# I Have a Revealation



## Emac44 (Feb 3, 2007)

My wife just informed me she perfers me being in this site as opposed to Yahoo or Paltalk or MSN etc. As she gets tired of listening to the voices say over Yahoo Chat etc or PalTalk etc. She knows i am a political animal but gets tired of the insulting abusive language of some in Yahoo etc


----------



## the lancaster kicks ass (Feb 3, 2007)

i'm glad your wife approves of us


----------



## lesofprimus (Feb 3, 2007)

Since maybe u'll be spending more time here u can use the spell check feature we have available to illiterates then...

Revelation


----------



## DerAdlerIstGelandet (Feb 3, 2007)




----------



## Emac44 (Feb 3, 2007)

could do les. Yes Lanc she does perfer it to vulgar language you unfortunately hear in chat programs


----------



## lesofprimus (Feb 3, 2007)

I've been known to throw a few vulgarities around here from time to time, but I guess its a blessing in disguise that we dont have PalTalk...


----------



## mkloby (Feb 3, 2007)

lesofprimus said:


> I've been known to throw a few vulgarities around here from time to time, but I guess its a blessing in disguise that we dont have PalTalk...

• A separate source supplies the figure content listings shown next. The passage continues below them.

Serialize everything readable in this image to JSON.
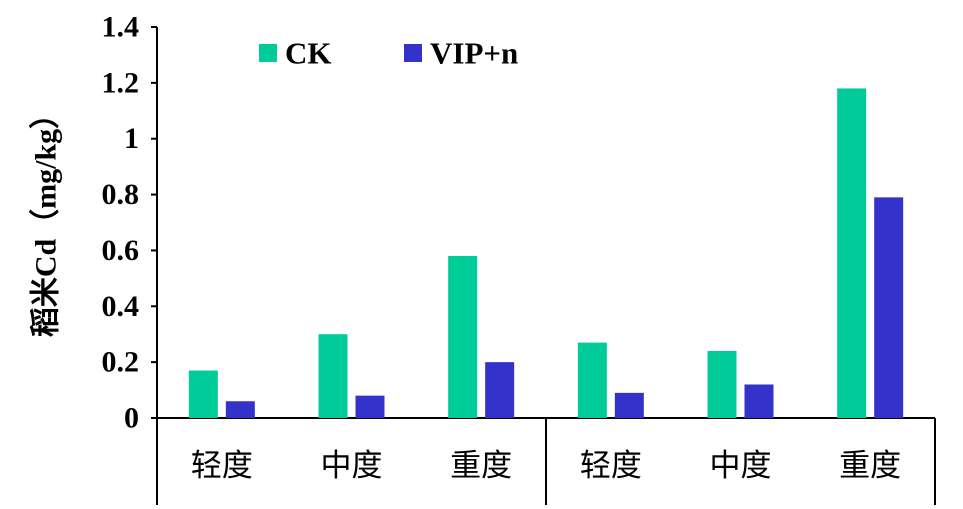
{
  "chart_data": {
    "type": "bar",
    "categories": [
      "轻度",
      "中度",
      "重度",
      "轻度",
      "中度",
      "重度"
    ],
    "series": [
      {
        "name": "CK",
        "color": "#00CC99",
        "values": [
          0.17,
          0.3,
          0.58,
          0.27,
          0.24,
          1.18
        ]
      },
      {
        "name": "VIP+n",
        "color": "#3333CC",
        "values": [
          0.06,
          0.08,
          0.2,
          0.09,
          0.12,
          0.79
        ]
      }
    ],
    "ylabel": "稻米Cd（mg/kg）",
    "xlabel": "",
    "ylim": [
      0,
      1.4
    ],
    "yticks": [
      "0",
      "0.2",
      "0.4",
      "0.6",
      "0.8",
      "1",
      "1.2",
      "1.4"
    ],
    "grid": false,
    "legend_position": "top-left"
  }
}
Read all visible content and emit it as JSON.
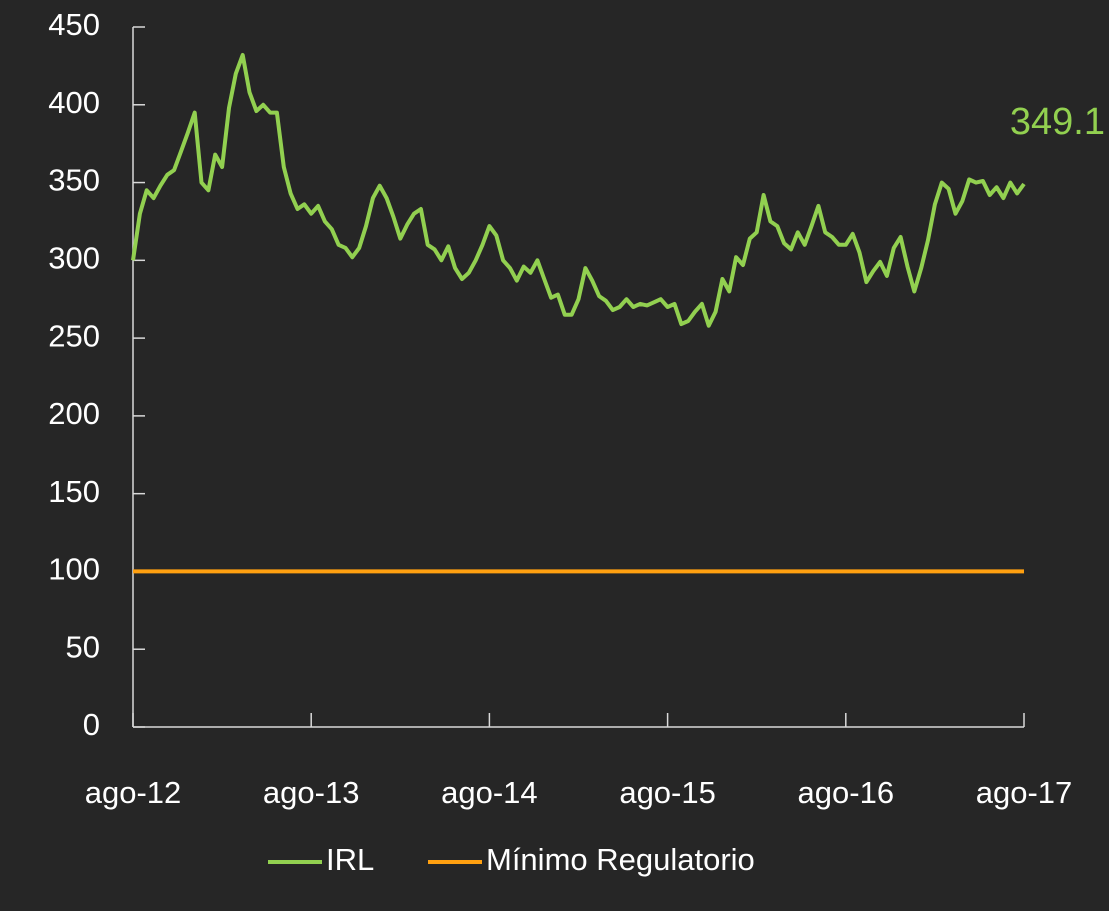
{
  "chart_data": {
    "type": "line",
    "categories": [
      "ago-12",
      null,
      null,
      null,
      null,
      null,
      null,
      null,
      null,
      null,
      null,
      null,
      null,
      null,
      null,
      null,
      null,
      null,
      null,
      null,
      null,
      null,
      null,
      null,
      null,
      null,
      "ago-13",
      null,
      null,
      null,
      null,
      null,
      null,
      null,
      null,
      null,
      null,
      null,
      null,
      null,
      null,
      null,
      null,
      null,
      null,
      null,
      null,
      null,
      null,
      null,
      null,
      null,
      "ago-14",
      null,
      null,
      null,
      null,
      null,
      null,
      null,
      null,
      null,
      null,
      null,
      null,
      null,
      null,
      null,
      null,
      null,
      null,
      null,
      null,
      null,
      null,
      null,
      null,
      null,
      "ago-15",
      null,
      null,
      null,
      null,
      null,
      null,
      null,
      null,
      null,
      null,
      null,
      null,
      null,
      null,
      null,
      null,
      null,
      null,
      null,
      null,
      null,
      null,
      null,
      null,
      null,
      "ago-16",
      null,
      null,
      null,
      null,
      null,
      null,
      null,
      null,
      null,
      null,
      null,
      null,
      null,
      null,
      null,
      null,
      null,
      null,
      null,
      null,
      null,
      null,
      null,
      null,
      null,
      "ago-17"
    ],
    "series": [
      {
        "name": "IRL",
        "color": "#92d050",
        "values": [
          300,
          330,
          345,
          340,
          348,
          355,
          358,
          370,
          382,
          395,
          350,
          345,
          368,
          360,
          398,
          420,
          432,
          408,
          396,
          400,
          395,
          395,
          360,
          343,
          333,
          336,
          330,
          335,
          325,
          320,
          310,
          308,
          302,
          308,
          322,
          340,
          348,
          340,
          328,
          314,
          323,
          330,
          333,
          310,
          307,
          300,
          309,
          295,
          288,
          292,
          300,
          310,
          322,
          316,
          300,
          295,
          287,
          296,
          292,
          300,
          288,
          276,
          278,
          265,
          265,
          275,
          295,
          287,
          277,
          274,
          268,
          270,
          275,
          270,
          272,
          271,
          273,
          275,
          270,
          272,
          259,
          261,
          267,
          272,
          258,
          267,
          288,
          280,
          302,
          297,
          314,
          318,
          342,
          325,
          322,
          311,
          307,
          318,
          310,
          322,
          335,
          318,
          315,
          310,
          310,
          317,
          305,
          286,
          293,
          299,
          290,
          308,
          315,
          296,
          280,
          295,
          313,
          336,
          350,
          346,
          330,
          338,
          352,
          350,
          351,
          342,
          347,
          340,
          350,
          343,
          349.1
        ]
      },
      {
        "name": "Mínimo Regulatorio",
        "color": "#ffa010",
        "values": [
          100,
          100,
          100,
          100,
          100,
          100,
          100,
          100,
          100,
          100,
          100,
          100,
          100,
          100,
          100,
          100,
          100,
          100,
          100,
          100,
          100,
          100,
          100,
          100,
          100,
          100,
          100,
          100,
          100,
          100,
          100,
          100,
          100,
          100,
          100,
          100,
          100,
          100,
          100,
          100,
          100,
          100,
          100,
          100,
          100,
          100,
          100,
          100,
          100,
          100,
          100,
          100,
          100,
          100,
          100,
          100,
          100,
          100,
          100,
          100,
          100,
          100,
          100,
          100,
          100,
          100,
          100,
          100,
          100,
          100,
          100,
          100,
          100,
          100,
          100,
          100,
          100,
          100,
          100,
          100,
          100,
          100,
          100,
          100,
          100,
          100,
          100,
          100,
          100,
          100,
          100,
          100,
          100,
          100,
          100,
          100,
          100,
          100,
          100,
          100,
          100,
          100,
          100,
          100,
          100,
          100,
          100,
          100,
          100,
          100,
          100,
          100,
          100,
          100,
          100,
          100,
          100,
          100,
          100,
          100,
          100,
          100,
          100,
          100,
          100,
          100,
          100,
          100,
          100,
          100,
          100
        ]
      }
    ],
    "ylim": [
      0,
      450
    ],
    "yticks": [
      0,
      50,
      100,
      150,
      200,
      250,
      300,
      350,
      400,
      450
    ],
    "grid": false,
    "legend": "bottom"
  }
}
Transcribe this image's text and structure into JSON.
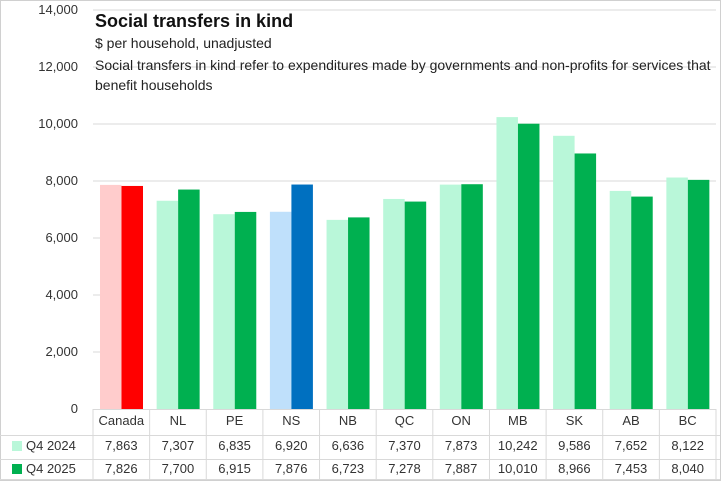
{
  "chart_data": {
    "type": "bar",
    "title": "Social transfers in kind",
    "subtitle": "$ per household, unadjusted",
    "note": "Social transfers in kind refer to expenditures made by governments and non-profits for services that benefit households",
    "xlabel": "",
    "ylabel": "",
    "ylim": [
      0,
      14000
    ],
    "yticks": [
      "0",
      "2,000",
      "4,000",
      "6,000",
      "8,000",
      "10,000",
      "12,000",
      "14,000"
    ],
    "ytick_values": [
      0,
      2000,
      4000,
      6000,
      8000,
      10000,
      12000,
      14000
    ],
    "categories": [
      "Canada",
      "NL",
      "PE",
      "NS",
      "NB",
      "QC",
      "ON",
      "MB",
      "SK",
      "AB",
      "BC"
    ],
    "series": [
      {
        "name": "Q4 2024",
        "values": [
          7863,
          7307,
          6835,
          6920,
          6636,
          7370,
          7873,
          10242,
          9586,
          7652,
          8122
        ],
        "labels": [
          "7,863",
          "7,307",
          "6,835",
          "6,920",
          "6,636",
          "7,370",
          "7,873",
          "10,242",
          "9,586",
          "7,652",
          "8,122"
        ]
      },
      {
        "name": "Q4 2025",
        "values": [
          7826,
          7700,
          6915,
          7876,
          6723,
          7278,
          7887,
          10010,
          8966,
          7453,
          8040
        ],
        "labels": [
          "7,826",
          "7,700",
          "6,915",
          "7,876",
          "6,723",
          "7,278",
          "7,887",
          "10,010",
          "8,966",
          "7,453",
          "8,040"
        ]
      }
    ],
    "colors": {
      "default": [
        "#b9f7d9",
        "#00b050"
      ],
      "Canada": [
        "#ffcccc",
        "#ff0000"
      ],
      "NS": [
        "#bfe0fb",
        "#0070c0"
      ]
    },
    "legend": "data-table-below",
    "grid": true
  }
}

It's those vulgarities that always seem to brighten up my day...


----------



## Erich (Feb 3, 2007)

stick around long enough and you'll be abused in no time -


----------



## the lancaster kicks ass (Feb 3, 2007)

i've been fortunate enough to've not been insulted to date


----------



## lesofprimus (Feb 3, 2007)

Oh really sheep fu*ker???


----------



## the lancaster kicks ass (Feb 3, 2007)

i know that deep down you think more highly of me


----------



## lesofprimus (Feb 3, 2007)

And deep down u are correct, however, u are the ONLY sheep lover that I respect...

Is that a good thing???


----------



## the lancaster kicks ass (Feb 4, 2007)

i dunno, but i'm gonna quit whilst i'm ahead and say yes


----------